PredictCaseLikelihood (DMX)

Used only with clustering models. This function returns the likelihood that an input case will fit in the existing model.

Syntax

PredictCaseLikelihood([NORMALIZED|NONNORMALIZED])

Arguments

  • NORMALIZED
    Return value contains the probability of the case within the model divided by the probability of the case without the model.

  • NONNORMALIZED
    Return value contains the raw probability of the case, which is the product of the probabilities of the case attributes.

Applies To

Models that are built by using the Microsoft Clustering and Microsoft Sequence Clustering algorithms.

Return Type

Double-precision floating point number between 0 and 1. A number closer to 1 indicates that the case has a higher probability of occurring in this model. A number closer to 0 indicates that the case is less likely to occur in this model.

Remarks

By default, the result of the PredictCaseLikelihood function is normalized. Normalized values are typically more useful as the number of attributes in a case increase and the differences between the raw probabilities of any two cases become much smaller.

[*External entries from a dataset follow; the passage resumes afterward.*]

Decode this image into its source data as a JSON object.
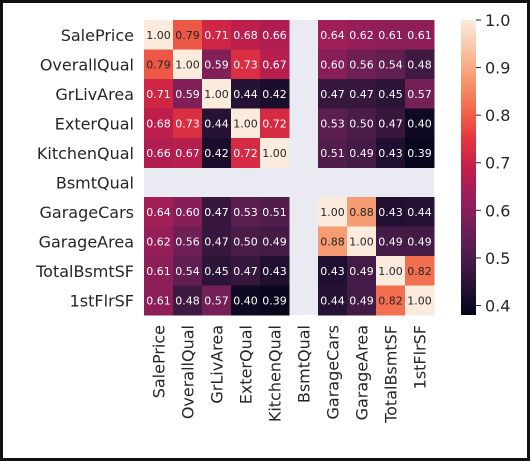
{
  "chart_data": {
    "type": "heatmap",
    "title": "",
    "row_labels": [
      "SalePrice",
      "OverallQual",
      "GrLivArea",
      "ExterQual",
      "KitchenQual",
      "BsmtQual",
      "GarageCars",
      "GarageArea",
      "TotalBsmtSF",
      "1stFlrSF"
    ],
    "col_labels": [
      "SalePrice",
      "OverallQual",
      "GrLivArea",
      "ExterQual",
      "KitchenQual",
      "BsmtQual",
      "GarageCars",
      "GarageArea",
      "TotalBsmtSF",
      "1stFlrSF"
    ],
    "values": [
      [
        1.0,
        0.79,
        0.71,
        0.68,
        0.66,
        null,
        0.64,
        0.62,
        0.61,
        0.61
      ],
      [
        0.79,
        1.0,
        0.59,
        0.73,
        0.67,
        null,
        0.6,
        0.56,
        0.54,
        0.48
      ],
      [
        0.71,
        0.59,
        1.0,
        0.44,
        0.42,
        null,
        0.47,
        0.47,
        0.45,
        0.57
      ],
      [
        0.68,
        0.73,
        0.44,
        1.0,
        0.72,
        null,
        0.53,
        0.5,
        0.47,
        0.4
      ],
      [
        0.66,
        0.67,
        0.42,
        0.72,
        1.0,
        null,
        0.51,
        0.49,
        0.43,
        0.39
      ],
      [
        null,
        null,
        null,
        null,
        null,
        null,
        null,
        null,
        null,
        null
      ],
      [
        0.64,
        0.6,
        0.47,
        0.53,
        0.51,
        null,
        1.0,
        0.88,
        0.43,
        0.44
      ],
      [
        0.62,
        0.56,
        0.47,
        0.5,
        0.49,
        null,
        0.88,
        1.0,
        0.49,
        0.49
      ],
      [
        0.61,
        0.54,
        0.45,
        0.47,
        0.43,
        null,
        0.43,
        0.49,
        1.0,
        0.82
      ],
      [
        0.61,
        0.48,
        0.57,
        0.4,
        0.39,
        null,
        0.44,
        0.49,
        0.82,
        1.0
      ]
    ],
    "value_format": "2 decimals",
    "missing_color": "#eaeaf2",
    "colormap": "rocket",
    "colorbar": {
      "vmin": 0.38,
      "vmax": 1.0,
      "ticks": [
        0.4,
        0.5,
        0.6,
        0.7,
        0.8,
        0.9,
        1.0
      ],
      "tick_labels": [
        "0.4",
        "0.5",
        "0.6",
        "0.7",
        "0.8",
        "0.9",
        "1.0"
      ],
      "position": "right"
    }
  }
}
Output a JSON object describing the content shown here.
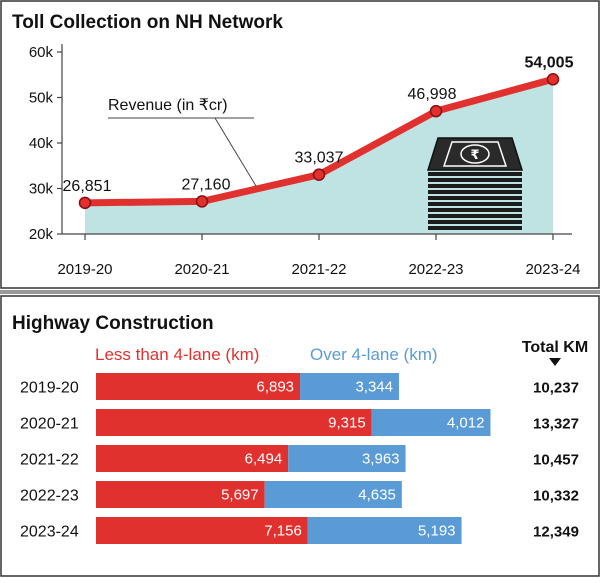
{
  "chart_data": [
    {
      "type": "area",
      "title": "Toll Collection on NH Network",
      "x": [
        "2019-20",
        "2020-21",
        "2021-22",
        "2022-23",
        "2023-24"
      ],
      "y_ticks": [
        "20k",
        "30k",
        "40k",
        "50k",
        "60k"
      ],
      "ylim": [
        20000,
        60000
      ],
      "series": [
        {
          "name": "Revenue (in ₹cr)",
          "values": [
            26851,
            27160,
            33037,
            46998,
            54005
          ],
          "labels": [
            "26,851",
            "27,160",
            "33,037",
            "46,998",
            "54,005"
          ],
          "color": "#e0312f"
        }
      ],
      "area_color": "#bfe3e3",
      "grid": false
    },
    {
      "type": "bar",
      "orientation": "horizontal",
      "stacked": true,
      "title": "Highway Construction",
      "categories": [
        "2019-20",
        "2020-21",
        "2021-22",
        "2022-23",
        "2023-24"
      ],
      "series": [
        {
          "name": "Less than 4-lane (km)",
          "values": [
            6893,
            9315,
            6494,
            5697,
            7156
          ],
          "labels": [
            "6,893",
            "9,315",
            "6,494",
            "5,697",
            "7,156"
          ],
          "color": "#e0312f"
        },
        {
          "name": "Over 4-lane (km)",
          "values": [
            3344,
            4012,
            3963,
            4635,
            5193
          ],
          "labels": [
            "3,344",
            "4,012",
            "3,963",
            "4,635",
            "5,193"
          ],
          "color": "#5b9bd5"
        }
      ],
      "total_header": "Total KM",
      "totals": [
        "10,237",
        "13,327",
        "10,457",
        "10,332",
        "12,349"
      ]
    }
  ]
}
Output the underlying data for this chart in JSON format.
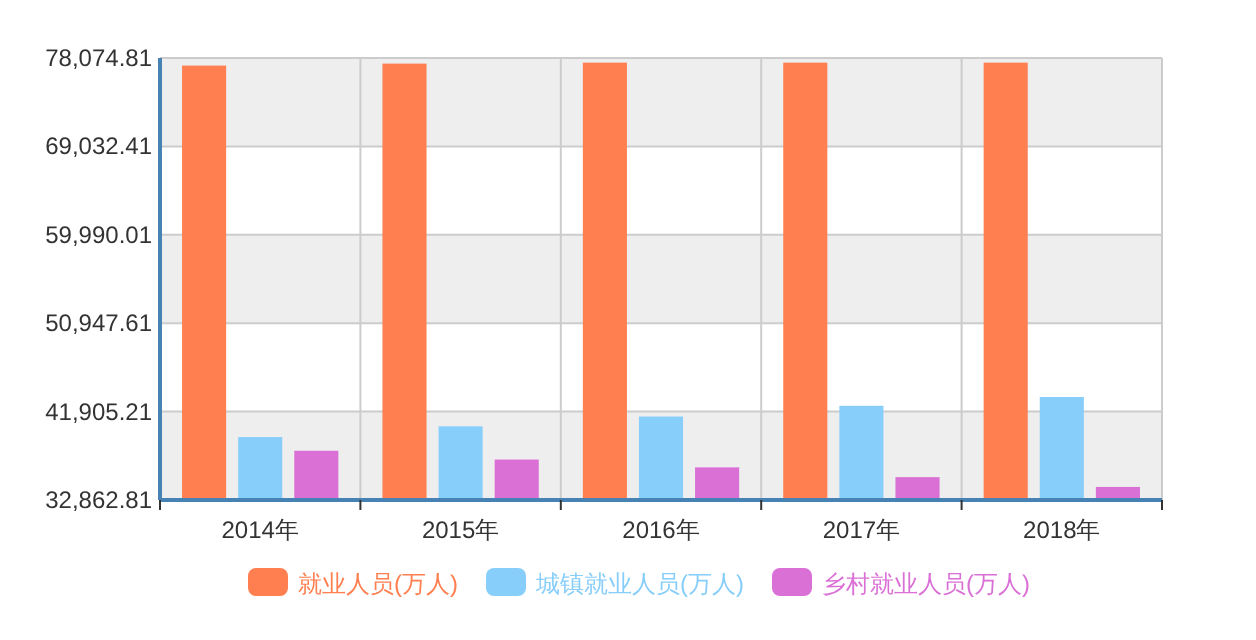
{
  "chart_data": {
    "type": "bar",
    "categories": [
      "2014年",
      "2015年",
      "2016年",
      "2017年",
      "2018年"
    ],
    "series": [
      {
        "name": "就业人员(万人)",
        "color": "#ff7f50",
        "values": [
          77300,
          77500,
          77600,
          77600,
          77600
        ]
      },
      {
        "name": "城镇就业人员(万人)",
        "color": "#87cefa",
        "values": [
          39300,
          40400,
          41400,
          42500,
          43400
        ]
      },
      {
        "name": "乡村就业人员(万人)",
        "color": "#da70d6",
        "values": [
          37900,
          37000,
          36200,
          35200,
          34200
        ]
      }
    ],
    "ylim": [
      32862.81,
      78074.81
    ],
    "yticks": [
      {
        "value": 32862.81,
        "label": "32,862.81"
      },
      {
        "value": 41905.21,
        "label": "41,905.21"
      },
      {
        "value": 50947.61,
        "label": "50,947.61"
      },
      {
        "value": 59990.01,
        "label": "59,990.01"
      },
      {
        "value": 69032.41,
        "label": "69,032.41"
      },
      {
        "value": 78074.81,
        "label": "78,074.81"
      }
    ],
    "grid": true,
    "legend": "bottom"
  }
}
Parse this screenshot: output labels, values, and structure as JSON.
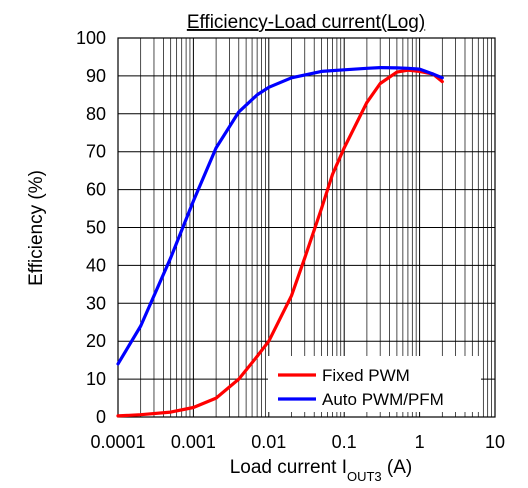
{
  "chart_data": {
    "type": "line",
    "title": "Efficiency-Load current(Log)",
    "xlabel": {
      "prefix": "Load current I",
      "subscript": "OUT3",
      "suffix": " (A)"
    },
    "ylabel": "Efficiency (%)",
    "x_scale": "log",
    "xlim": [
      0.0001,
      10
    ],
    "ylim": [
      0,
      100
    ],
    "grid": true,
    "legend_position": "bottom-right",
    "x_ticks": [
      {
        "value": 0.0001,
        "label": "0.0001"
      },
      {
        "value": 0.001,
        "label": "0.001"
      },
      {
        "value": 0.01,
        "label": "0.01"
      },
      {
        "value": 0.1,
        "label": "0.1"
      },
      {
        "value": 1,
        "label": "1"
      },
      {
        "value": 10,
        "label": "10"
      }
    ],
    "y_ticks": [
      {
        "value": 0,
        "label": "0"
      },
      {
        "value": 10,
        "label": "10"
      },
      {
        "value": 20,
        "label": "20"
      },
      {
        "value": 30,
        "label": "30"
      },
      {
        "value": 40,
        "label": "40"
      },
      {
        "value": 50,
        "label": "50"
      },
      {
        "value": 60,
        "label": "60"
      },
      {
        "value": 70,
        "label": "70"
      },
      {
        "value": 80,
        "label": "80"
      },
      {
        "value": 90,
        "label": "90"
      },
      {
        "value": 100,
        "label": "100"
      }
    ],
    "series": [
      {
        "name": "Fixed PWM",
        "color": "#ff0000",
        "x": [
          0.0001,
          0.0002,
          0.0005,
          0.001,
          0.002,
          0.004,
          0.007,
          0.01,
          0.02,
          0.03,
          0.05,
          0.07,
          0.1,
          0.2,
          0.3,
          0.5,
          0.7,
          1,
          1.5,
          2
        ],
        "y": [
          0.3,
          0.6,
          1.3,
          2.5,
          5,
          10,
          16,
          20,
          32,
          42,
          55,
          64,
          71,
          83,
          88,
          91,
          91.5,
          91.2,
          90.5,
          88.5
        ]
      },
      {
        "name": "Auto PWM/PFM",
        "color": "#0000ff",
        "x": [
          0.0001,
          0.0002,
          0.0005,
          0.001,
          0.002,
          0.004,
          0.007,
          0.01,
          0.02,
          0.05,
          0.1,
          0.2,
          0.3,
          0.5,
          0.7,
          1,
          1.5,
          2
        ],
        "y": [
          14,
          24,
          42,
          57,
          71,
          80.5,
          85,
          87,
          89.5,
          91.2,
          91.6,
          92,
          92.2,
          92.1,
          92,
          91.8,
          90.5,
          89.5
        ]
      }
    ]
  }
}
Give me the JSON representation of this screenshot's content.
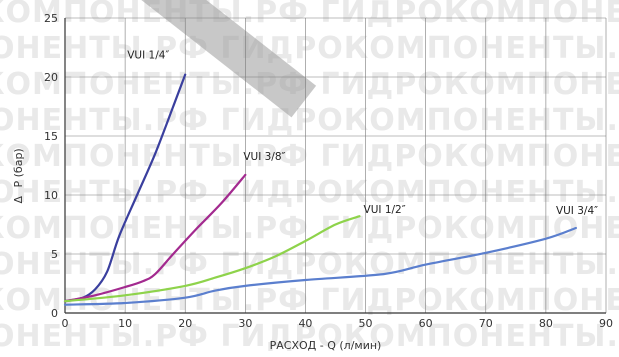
{
  "chart_data": {
    "type": "line",
    "title": "",
    "xlabel": "РАСХОД - Q (л/мин)",
    "ylabel": "P (бар)",
    "ylabel_symbol": "Δ",
    "xlim": [
      0,
      90
    ],
    "ylim": [
      0,
      25
    ],
    "x_ticks": [
      0,
      10,
      20,
      30,
      40,
      50,
      60,
      70,
      80,
      90
    ],
    "y_ticks": [
      0,
      5,
      10,
      15,
      20,
      25
    ],
    "grid": true,
    "legend": "none",
    "watermark": "КОМПОНЕНТЫ.РФ ГИДРОКОМПОНЕНТЫ.РФ",
    "series": [
      {
        "name": "VUI 1/4″",
        "color": "#3a3f9e",
        "points": [
          [
            0,
            1.0
          ],
          [
            3,
            1.3
          ],
          [
            5,
            2.0
          ],
          [
            7,
            3.5
          ],
          [
            9,
            6.5
          ],
          [
            12,
            10.0
          ],
          [
            15,
            13.5
          ],
          [
            18,
            17.5
          ],
          [
            20,
            20.2
          ]
        ]
      },
      {
        "name": "VUI 3/8″",
        "color": "#a32a8f",
        "points": [
          [
            0,
            1.0
          ],
          [
            5,
            1.5
          ],
          [
            10,
            2.2
          ],
          [
            13,
            2.7
          ],
          [
            15,
            3.3
          ],
          [
            18,
            5.0
          ],
          [
            22,
            7.2
          ],
          [
            26,
            9.3
          ],
          [
            30,
            11.7
          ]
        ]
      },
      {
        "name": "VUI 1/2″",
        "color": "#8ed34b",
        "points": [
          [
            0,
            1.0
          ],
          [
            10,
            1.5
          ],
          [
            20,
            2.3
          ],
          [
            25,
            3.0
          ],
          [
            30,
            3.8
          ],
          [
            35,
            4.8
          ],
          [
            40,
            6.1
          ],
          [
            45,
            7.5
          ],
          [
            49,
            8.2
          ]
        ]
      },
      {
        "name": "VUI 3/4″",
        "color": "#5b7fce",
        "points": [
          [
            0,
            0.7
          ],
          [
            10,
            0.85
          ],
          [
            20,
            1.3
          ],
          [
            25,
            1.9
          ],
          [
            30,
            2.3
          ],
          [
            40,
            2.8
          ],
          [
            53,
            3.3
          ],
          [
            60,
            4.1
          ],
          [
            70,
            5.1
          ],
          [
            80,
            6.3
          ],
          [
            85,
            7.2
          ]
        ]
      }
    ]
  }
}
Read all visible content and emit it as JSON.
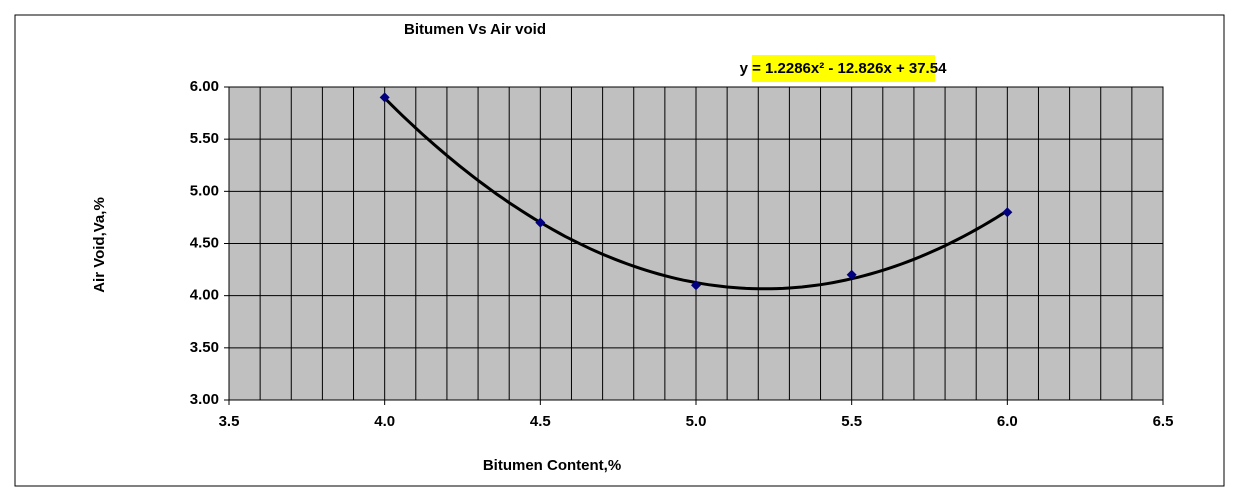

The following equation is used to calculate the normalized values, given x and y:

  • x = likelihood of the case based on the clustering model

  • y = Marginal case likelihood, calculated as the log likelihood of the case based on counting the training cases

  • Z = Exp( log(x) – Log(Y))

Normalized = (z/ (1+z))

Examples

The following example returns the likelihood that the specified case will occur within the clustering model that was created in the Basic Data Mining Tutorial.

SELECT
  PredictCaseLikelihood() AS Default_Likelihood,
  PredictCaseLikelihood(NORMALIZED) AS Normalized_Likelihood,
  PredictCaseLikelihood(NONNORMALIZED) AS Raw_Likelihood,
FROM
  [TM Clustering]
NATURAL PREDICTION JOIN
(SELECT 28 AS [Age],
  '2-5 Miles' AS [Commute Distance],
  'Graduate Degree' AS [Education],
  0 AS [Number Cars Owned],
  0 AS [Number Children At Home]) AS t

Expected results:

Default_Likelihood

Normalized_Likelihood

Raw_Likelihood

6.30672792729321E-08

6.30672792729321E-08

9.5824454056846E-48

The difference between these results demonstrates the effect of normalization.

Change History

Updated content

Fixed sample to accurately show differences between raw normalized and nonnormalized (raw) probabilities.